The Far Side of the Stars by David Drake

“But sir!” Sun said. “What if they—”

“If you vaporize them, as I’m sure you could, Sun,” Daniel said, “within ten seconds one of those mines is going to detonate and send a jet of charged particles through us. We both saw the result of that above Kostroma. Personally, I wouldn’t find our lives a fair exchange for that orbiting dustbin.”
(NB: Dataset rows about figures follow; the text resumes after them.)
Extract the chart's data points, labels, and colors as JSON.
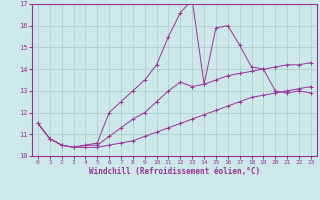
{
  "xlabel": "Windchill (Refroidissement éolien,°C)",
  "background_color": "#cce8e8",
  "grid_color": "#aacccc",
  "line_color": "#993399",
  "xlim": [
    -0.5,
    23.5
  ],
  "ylim": [
    10,
    17
  ],
  "xticks": [
    0,
    1,
    2,
    3,
    4,
    5,
    6,
    7,
    8,
    9,
    10,
    11,
    12,
    13,
    14,
    15,
    16,
    17,
    18,
    19,
    20,
    21,
    22,
    23
  ],
  "yticks": [
    10,
    11,
    12,
    13,
    14,
    15,
    16,
    17
  ],
  "series": [
    {
      "x": [
        0,
        1,
        2,
        3,
        4,
        5,
        6,
        7,
        8,
        9,
        10,
        11,
        12,
        13,
        14,
        15,
        16,
        17,
        18,
        19,
        20,
        21,
        22,
        23
      ],
      "y": [
        11.5,
        10.8,
        10.5,
        10.4,
        10.4,
        10.4,
        10.5,
        10.6,
        10.7,
        10.9,
        11.1,
        11.3,
        11.5,
        11.7,
        11.9,
        12.1,
        12.3,
        12.5,
        12.7,
        12.8,
        12.9,
        13.0,
        13.1,
        13.2
      ]
    },
    {
      "x": [
        0,
        1,
        2,
        3,
        4,
        5,
        6,
        7,
        8,
        9,
        10,
        11,
        12,
        13,
        14,
        15,
        16,
        17,
        18,
        19,
        20,
        21,
        22,
        23
      ],
      "y": [
        11.5,
        10.8,
        10.5,
        10.4,
        10.5,
        10.5,
        10.9,
        11.3,
        11.7,
        12.0,
        12.5,
        13.0,
        13.4,
        13.2,
        13.3,
        13.5,
        13.7,
        13.8,
        13.9,
        14.0,
        14.1,
        14.2,
        14.2,
        14.3
      ]
    },
    {
      "x": [
        0,
        1,
        2,
        3,
        4,
        5,
        6,
        7,
        8,
        9,
        10,
        11,
        12,
        13,
        14,
        15,
        16,
        17,
        18,
        19,
        20,
        21,
        22,
        23
      ],
      "y": [
        11.5,
        10.8,
        10.5,
        10.4,
        10.5,
        10.6,
        12.0,
        12.5,
        13.0,
        13.5,
        14.2,
        15.5,
        16.6,
        17.2,
        13.3,
        15.9,
        16.0,
        15.1,
        14.1,
        14.0,
        13.0,
        12.9,
        13.0,
        12.9
      ]
    }
  ]
}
The mines were thermonuclear weapons, each fitted with a simple magnetic lens. When the mine acquired a target, the device detonated and the lens in its last microsecond of existence directed a significant proportion of the blast toward that target. The mines were either triggered by command, or because a target had approached too close without the correct response to its interrogation code, or because the target violated some other parameter. Attacking the guardship would certainly be such a violation.

The gunner grimaced, but he immediately touched a control that made the targeting circles vanish from his display. “No sir,” he said, “I guess I wouldn’t either.”
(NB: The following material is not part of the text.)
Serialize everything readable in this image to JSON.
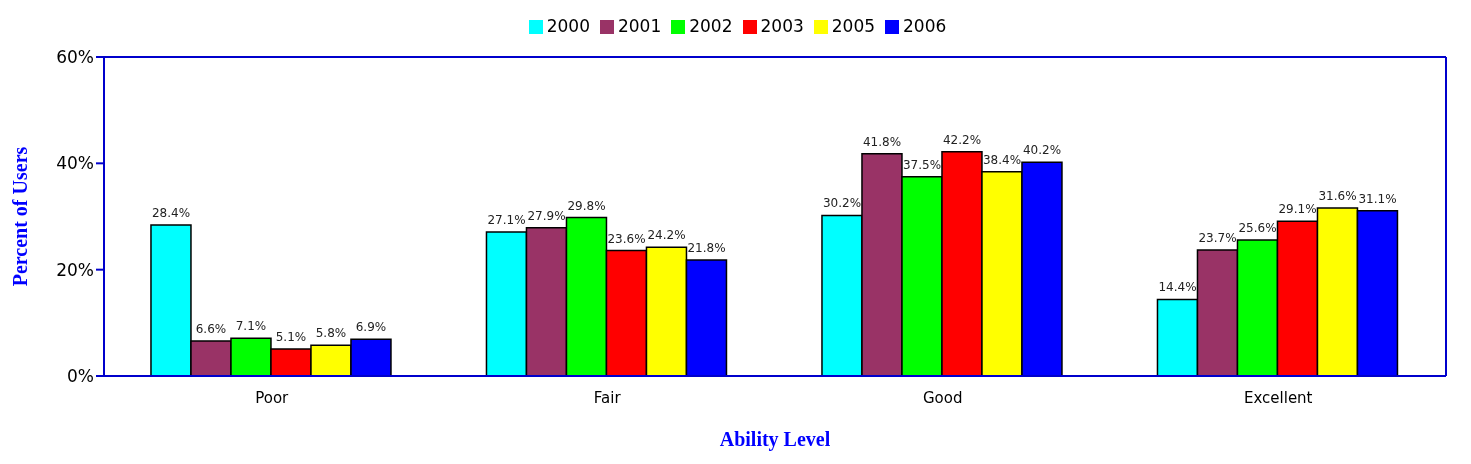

“They’re leaving the guardship,” Adele said. The scooter was a simple cage of struts and wire woven around a tank of reaction mass with a plasma thruster at either end. Daniel saw rainbow exhaust puff from the back. The image swelled rapidly at first, then burped plasma from the bow and slowed to a crawl.
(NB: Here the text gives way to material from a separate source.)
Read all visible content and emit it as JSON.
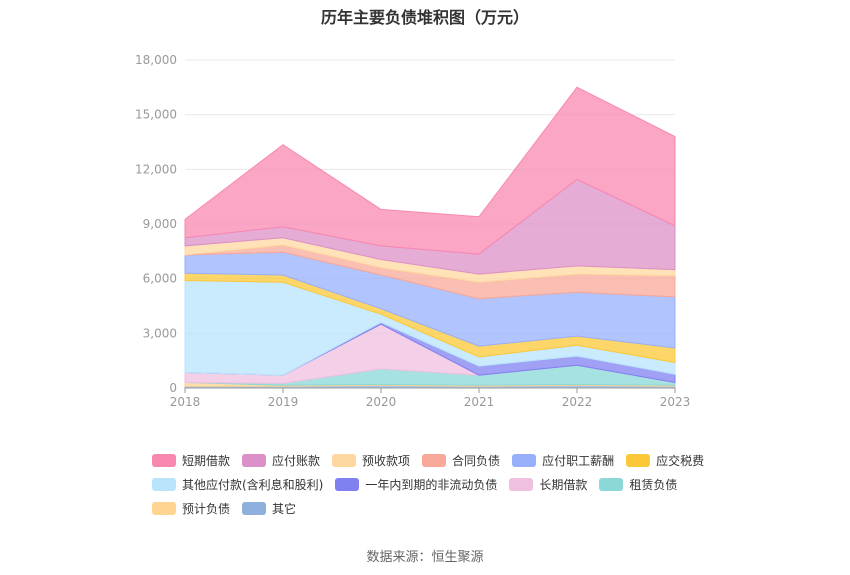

Daniel rose from his couch. He wanted to give a final pep talk to the crew over the intercom, but Adele’s concern for security stopped him. Instead he called in a voice that the score of spacers on the bridge and loitering in the corridor beyond could hear, “All right, Sissies. All we have to do is act like a gang of half-uniformed cutthroats who generally operate on their own. That shouldn’t be much of a stretch, should it?”

Because the Goldenfels’ cover was that of a freighter, her crew hadn’t worn Alliance Fleet uniforms. Besides, on-duty clothing for spacers tended to be anything loose and drab no matter who they happened to be working for. The ship’s present crew wore garments from both Alliance and RCN stores, along with a mixture of civilian garb from a score or more of planets which they’d visited in the course of their careers. In fact they looked exactly like the crew which Captain Bertram had commanded and were pretty similar to the crew of any vessel in either navy that wasn’t either an admiral’s flagship or otherwise cursed with officers who worshipped spit and polish.

Through the laughter, Daniel heard the clank of the scooter’s electromagnets clamping to the hull, then lesser clinkings as the boarding party entered the airlock. He propelled himself into the forward transfer compartment which contained the companionways and airlock, waiting for the inner hatch to open.

Adele, still strapped into her couch, shook her head at the unthinking skill with which Daniel and the other spacers moved in freefall; he grinned boyishly at her. So far as he was concerned, that wasn’t a patch on the way she navigated the thickets of information retrieval. It was all in what you were used to, he supposed.

The airlock opened. The Commonwealth officer and a spacer whose vacuum suit looked dangerously worn got out, followed by Caravaggio, the Alliance advisor Adele had warned about. He was a young fellow, no more than nineteen, with close-cropped black hair and a pugnacious expression.

Last through the lock was Woetjans, a hulking giant when her rigging suit doubled her apparent bulk. The boarding party must’ve left the remaining spacer on the hull to guard their scooter—a piece of mindless paranoia, so far as Daniel could see.

“HSK2 Atlantis, requesting permission to dock on Lorenz Base,” Daniel said to Caravaggio, ignoring the Commonwealth officer who was nominally in charge. The latter was a man in his fifties with a sad expression and a drooping gray moustache, a considerable contrast from the bold red-and-silver patterns on his vacuum suit.

“Where’s Captain Bertram?” Caravaggio said, his eyes narrowing. “And what the hell happened to you guys, anyway? You look like a wreck on the way to the scrapyard!”

“Bertram’s dead,” Daniel said, clipping his words and glaring at the Alliance lieutenant like he wanted to tear his throat out. Neither he nor Caravaggio was quite perpendicular—and they slanted in opposite directions. Daniel wasn’t sure you could really be threatening when you looked like part of a comedy act, but he was trying.